Faktanya bahwa pola pembagian sumber daya alam Indonesia sangat berbanding terbalik dengan model kewenangan antara pemerintah pusat dan daerah. Dalam system otonomi daerah kewenangan terbesar kemudian ada ditangan pemerintah daerah dan pemerintah pusat hanya melakukan bentuk koordinasi berdasarkan strategi pemerintahan yang dibuatnya. Sedangkan system perimbangan keuangan antara pusat dan daerah yang diatur dalam UU No. 33 tahun 2004 pasal 11 tentang dana bagi hasil menunjukkan kontradiksi. Dimana dana Bagi hasil yang dimaksudkan dalam undang- undang ini merupakan APBN yang dialokasikan kepada setiap daerah. Akan tetapi pada pasal 11 menyatakan bahwa dana bagi hasil bersumber dari pajak dan sumber daya alam. Hal ini pun berimbas pada model alokasi sumber daya alam Indonesia mengikuti pola tricle dowm effect atau system menetes kebawah.

Kalau dana bagi hasil merupakan pembahasan APBN, dan dana bagi hasil kemudian bersumber dari Pajak dan sumber daya alam maka sumber daya alam setiap daerah harus dikumpulkan dipusat terlebih dahulu. Setelah kemudian terkumpul dan dialokasikan dalam APBN maka pengalokasiannya kemudian harus mengikuti struktur pemerintahan yang ada di Indonesia, yang terdiri dari Pusat, Daerah tingkat I, daerah tingkat II, kecamatan, sampai kelurahan/ desa. Yang berarti setiap tingkatan itu kemudian mendapatkan porsi masing- masing dari dana bagi hasil. Dan menyebabkan tingkat daerah yang terendah kadang jarang mendapatkan porsi yang besar karena telah terpangkas oleh struktur daerah yang lebih diatas.

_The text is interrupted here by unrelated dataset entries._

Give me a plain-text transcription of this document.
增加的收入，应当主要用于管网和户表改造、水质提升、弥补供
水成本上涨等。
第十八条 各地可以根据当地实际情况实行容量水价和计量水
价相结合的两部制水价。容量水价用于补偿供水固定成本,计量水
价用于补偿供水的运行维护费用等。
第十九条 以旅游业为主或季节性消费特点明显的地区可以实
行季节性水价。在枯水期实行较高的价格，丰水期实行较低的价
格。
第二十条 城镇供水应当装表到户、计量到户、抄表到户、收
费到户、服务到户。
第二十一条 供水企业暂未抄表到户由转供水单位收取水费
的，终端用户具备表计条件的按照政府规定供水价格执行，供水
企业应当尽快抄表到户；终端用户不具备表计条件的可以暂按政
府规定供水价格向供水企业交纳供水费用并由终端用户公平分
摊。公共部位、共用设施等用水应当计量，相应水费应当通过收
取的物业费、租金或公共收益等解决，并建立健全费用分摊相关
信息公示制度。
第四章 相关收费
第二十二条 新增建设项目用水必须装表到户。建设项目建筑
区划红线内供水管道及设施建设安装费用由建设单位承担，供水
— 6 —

Sebuah fenomena yang menarik mengingat pusat pengelolaan sumber daya alam pastilah tidak berada di pusat pemerintahan, akan tetapi berada di daerah- daerah terpencil yang merupakan struktur pemerintahan yang paling rendah. Dan daerah tersebut hanya dapat menikmati kurang dari 10% hasil sumber daya alam mereka. Ini dikarenakan pengalokasiannya mengikuti system tricle down effect. Dan semakin menunjukkan bahwa kewenangan pemerintahan di Indonesia merupakan sebuah bentukan piramida yang terbalik dengan system pengelolaan sumber daya alamnya. Jadi jangan heran kalau di Indonesia sebuah daerah penghasil aspal misalnya, sama sekali tidak mendapatkan aspal. Ataukah kalau pun ia dapatkan tentu bukanlah aspal kulaitas utama. Karena hasil aspalnya harus dikumpul dulu dipusat lalu dialokasikan menurut tingkatan daerah. Dan pusat berpeluang menikmati segala macam potensi daerah karena sumber daya alam setiap daerah harus dialokasikan kepusat dulu sebelum dialokasikan ke daerah.

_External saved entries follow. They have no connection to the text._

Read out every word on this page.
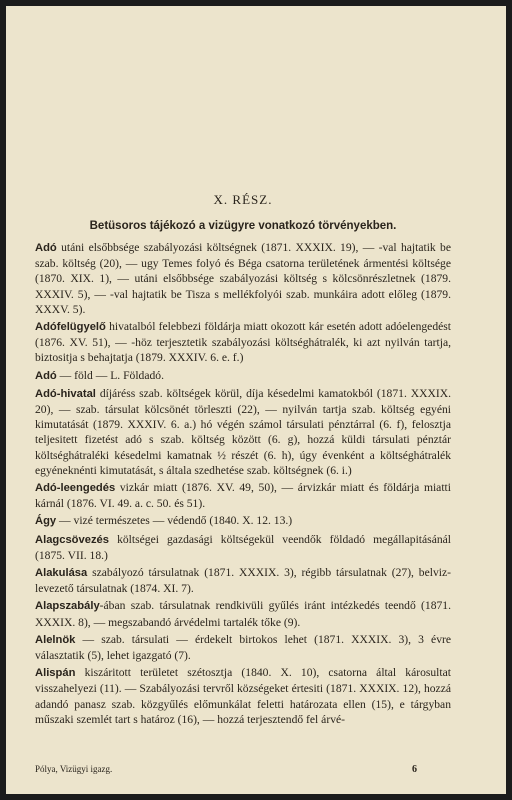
X. RÉSZ.
Betüsoros tájékozó a vizügyre vonatkozó törvényekben.
Adó utáni elsőbbsége szabályozási költségnek (1871. XXXIX. 19), — -val hajtatik be szab. költség (20), — ugy Temes folyó és Béga csatorna területének ármentési költsége (1870. XIX. 1), — utáni elsőbbsége szabályozási költség s kölcsönrészletnek (1879. XXXIV. 5), — -val hajtatik be Tisza s mellékfolyói szab. munkáira adott előleg (1879. XXXV. 5).
Adófelügyelő hivatalból felebbezi földárja miatt okozott kár esetén adott adóelengedést (1876. XV. 51), — -höz terjesztetik szabályozási költséghátralék, ki azt nyilván tartja, biztositja s behajtatja (1879. XXXIV. 6. e. f.)
Adó — föld — L. Földadó.
Adó-hivatal díjáréss szab. költségek körül, díja késedelmi kamatokból (1871. XXXIX. 20), — szab. társulat kölcsönét törleszti (22), — nyilván tartja szab. költség egyéni kimutatását (1879. XXXIV. 6. a.) hó végén számol társulati pénztárral (6. f), felosztja teljesitett fizetést adó s szab. költség között (6. g), hozzá küldi társulati pénztár költséghátraléki késedelmi kamatnak ½ részét (6. h), úgy évenként a költséghátralék egyéneknénti kimutatását, s általa szedhetése szab. költségnek (6. i.)
Adó-leengedés vizkár miatt (1876. XV. 49, 50), — árvizkár miatt és földárja miatti kárnál (1876. VI. 49. a. c. 50. és 51).
Ágy — vizé természetes — védendő (1840. X. 12. 13.)
Alagcsövezés költségei gazdasági költségekül veendők földadó megállapitásánál (1875. VII. 18.)
Alakulása szabályozó társulatnak (1871. XXXIX. 3), régibb társulatnak (27), belviz-levezető társulatnak (1874. XI. 7).
Alapszabály-ában szab. társulatnak rendkivüli gyűlés iránt intézkedés teendő (1871. XXXIX. 8), — megszabandó árvédelmi tartalék tőke (9).
Alelnök — szab. társulati — érdekelt birtokos lehet (1871. XXXIX. 3), 3 évre választatik (5), lehet igazgató (7).
Alispán kiszáritott területet szétosztja (1840. X. 10), csatorna által károsultat visszahelyezi (11). — Szabályozási tervről községeket értesiti (1871. XXXIX. 12), hozzá adandó panasz szab. közgyűlés előmunkálat feletti határozata ellen (15), e tárgyban műszaki szemlét tart s határoz (16), — hozzá terjesztendő fel árvé-
Pólya, Vizügyi igazg.	6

Hal ini kemudian semakin menunjukkan bahwa sebenarnya konsep ekonomi pancasila merupakan hal yang sangat utopis saja. Karena system ekonomi pancasila sama sekali tidak menunjukkan keadilan dan bahkan lebih mirip dengan system ekonomi kapitalisme di Negara- Negara Neoliberalisme yang menunjukkan adanya kolaborasi yang terjadi antara pihak pemerintah dan kaum pemilik modal. Dan ditandai dengan pola distribusi yang sangat bertolak belakang dengan hasil upaya yang dilakukan oleh setiap daerah.